La carrera había comenzado de forma prometedora. Caída la noche, el Ferrari rodaba a buen ritmo entre el tráfico nocturno, convirtiendo el sonido atronador de sus doce cilindros en una de las bandas sonoras más salvajes de aquella edición (expresamente creada para que corrieran hectólitros de adrenalina por las venas de Jordi Sobrevalls). Pero poco antes de completarse la quinta hora de carrera llegó el contratiempo que parecía acabar con toda esperanza de finalizar la prueba: un accidente dañó gravemente la carrocería de nuestro protagonista.
En circunstancias normales, aquello habría significado un abandono inmediato. Sin embargo, Le Mans siempre ha sido un escenario repleto de soluciones improvisadas. Otro Ferrari 512 BB LM, el del equipo Dick Barbour Racing, accidentado irreparablemente apenas unas vueltas después de iniciarse la prueba, terminó cediendo toda su parte posterior para que “nuestro 512” pudiera continuar en carrera.

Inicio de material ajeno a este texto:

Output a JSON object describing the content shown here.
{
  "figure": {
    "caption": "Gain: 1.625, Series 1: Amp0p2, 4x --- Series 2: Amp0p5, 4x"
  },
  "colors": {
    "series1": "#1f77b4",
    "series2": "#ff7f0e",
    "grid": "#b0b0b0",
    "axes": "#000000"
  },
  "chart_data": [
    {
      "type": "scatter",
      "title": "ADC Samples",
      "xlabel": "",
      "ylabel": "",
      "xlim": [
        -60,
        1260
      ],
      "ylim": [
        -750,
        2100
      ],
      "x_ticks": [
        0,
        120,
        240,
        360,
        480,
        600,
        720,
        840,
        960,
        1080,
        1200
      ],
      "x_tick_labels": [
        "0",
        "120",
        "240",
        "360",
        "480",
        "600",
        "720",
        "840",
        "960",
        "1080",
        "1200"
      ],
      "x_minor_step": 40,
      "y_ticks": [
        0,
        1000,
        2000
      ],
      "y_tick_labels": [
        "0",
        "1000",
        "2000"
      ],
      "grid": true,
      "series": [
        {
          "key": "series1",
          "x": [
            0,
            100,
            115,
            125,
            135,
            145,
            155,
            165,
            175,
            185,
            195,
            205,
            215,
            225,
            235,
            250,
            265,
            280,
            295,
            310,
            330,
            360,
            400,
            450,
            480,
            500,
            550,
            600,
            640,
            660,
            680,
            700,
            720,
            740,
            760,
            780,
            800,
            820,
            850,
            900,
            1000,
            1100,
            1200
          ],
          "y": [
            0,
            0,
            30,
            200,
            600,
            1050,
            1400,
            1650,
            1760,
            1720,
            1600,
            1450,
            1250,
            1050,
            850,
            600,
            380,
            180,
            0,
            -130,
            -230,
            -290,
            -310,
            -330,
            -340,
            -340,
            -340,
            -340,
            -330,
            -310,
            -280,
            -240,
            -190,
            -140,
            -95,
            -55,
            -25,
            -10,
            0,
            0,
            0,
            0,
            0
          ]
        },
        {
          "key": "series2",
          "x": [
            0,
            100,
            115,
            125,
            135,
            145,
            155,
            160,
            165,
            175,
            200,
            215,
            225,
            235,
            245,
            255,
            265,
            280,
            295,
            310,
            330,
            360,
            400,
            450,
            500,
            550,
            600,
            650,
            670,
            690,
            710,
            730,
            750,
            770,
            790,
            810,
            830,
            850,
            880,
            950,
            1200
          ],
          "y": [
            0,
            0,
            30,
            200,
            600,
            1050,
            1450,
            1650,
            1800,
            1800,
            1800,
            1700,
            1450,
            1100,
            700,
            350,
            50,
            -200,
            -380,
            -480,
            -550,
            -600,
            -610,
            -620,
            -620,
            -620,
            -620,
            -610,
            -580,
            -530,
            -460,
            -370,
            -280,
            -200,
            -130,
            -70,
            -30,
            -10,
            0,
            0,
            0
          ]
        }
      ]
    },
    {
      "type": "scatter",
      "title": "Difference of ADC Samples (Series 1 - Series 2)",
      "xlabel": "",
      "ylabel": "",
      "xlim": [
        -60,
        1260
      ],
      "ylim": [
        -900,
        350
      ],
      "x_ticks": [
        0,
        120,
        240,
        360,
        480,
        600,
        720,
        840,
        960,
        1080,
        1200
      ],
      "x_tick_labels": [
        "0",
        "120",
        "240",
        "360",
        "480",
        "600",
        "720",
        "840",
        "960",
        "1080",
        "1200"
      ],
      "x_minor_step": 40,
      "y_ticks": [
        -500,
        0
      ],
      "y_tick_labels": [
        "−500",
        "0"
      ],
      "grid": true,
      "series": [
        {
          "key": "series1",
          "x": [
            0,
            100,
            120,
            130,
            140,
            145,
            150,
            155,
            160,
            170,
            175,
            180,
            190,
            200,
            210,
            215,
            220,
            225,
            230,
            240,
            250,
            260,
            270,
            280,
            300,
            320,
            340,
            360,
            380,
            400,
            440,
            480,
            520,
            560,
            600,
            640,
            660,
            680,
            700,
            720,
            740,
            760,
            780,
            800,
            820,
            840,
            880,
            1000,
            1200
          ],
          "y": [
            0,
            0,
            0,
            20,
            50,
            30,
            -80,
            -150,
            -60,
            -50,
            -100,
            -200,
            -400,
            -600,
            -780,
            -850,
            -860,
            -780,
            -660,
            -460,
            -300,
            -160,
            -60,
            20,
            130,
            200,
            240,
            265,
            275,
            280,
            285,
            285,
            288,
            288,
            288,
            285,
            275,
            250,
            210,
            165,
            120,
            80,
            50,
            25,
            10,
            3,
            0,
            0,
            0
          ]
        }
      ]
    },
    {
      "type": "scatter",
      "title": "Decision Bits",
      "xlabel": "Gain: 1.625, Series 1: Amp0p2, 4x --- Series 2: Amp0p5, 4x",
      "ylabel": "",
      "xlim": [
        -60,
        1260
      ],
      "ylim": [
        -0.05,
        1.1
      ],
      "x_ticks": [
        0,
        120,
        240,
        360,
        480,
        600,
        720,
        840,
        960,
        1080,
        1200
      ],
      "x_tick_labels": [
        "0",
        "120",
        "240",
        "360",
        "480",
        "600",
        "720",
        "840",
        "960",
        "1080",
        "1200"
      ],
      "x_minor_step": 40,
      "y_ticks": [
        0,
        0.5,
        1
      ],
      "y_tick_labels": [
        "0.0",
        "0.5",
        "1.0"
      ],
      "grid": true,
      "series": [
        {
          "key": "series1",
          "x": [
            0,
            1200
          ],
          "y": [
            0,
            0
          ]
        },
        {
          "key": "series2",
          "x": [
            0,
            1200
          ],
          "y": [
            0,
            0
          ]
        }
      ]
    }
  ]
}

Los mecánicos trabajaron contrarreloj, desmontando y adaptando la nueva zaga en plena noche y reparando con cinta americana aquellas secciones que se podían salvar. Esta tarea fue posible porque las piezas del 512 BB LM eran de fibra, diseñadas precisamente para reparaciones rápidas en boxes. El Ferrari regresó finalmente a pista con una parte trasera distinta a la original, convertido en un modelo bicolor improvisado. La reparación fue todo un éxito y el coche apenas perdió seis posiciones.
Este acontecimiento resume a la perfección el espíritu del Le Mans de aquella época: ingenio, esfuerzo y el hecho de no rendirse jamás mientras quedara alguna posibilidad de seguir rodando.
La marca austríaca Carrera reprodujo con dignidad ambos coches; sin embargo, el #78 que os presento es un scratch de Luís Ángel Jimena Pérez, uno de sus primeros trabajos realizados. No dudé ni un segundo en reservarle un lugar en mi vitrina. Con el paso de los años, la marca Sideways by Racer ha llevado la reproducción del Ferrari 512 BB LM a unas cotas más fieles y perfectas de este espectacular GT, miniaturas que todavía pueden encontrarse en el mercado.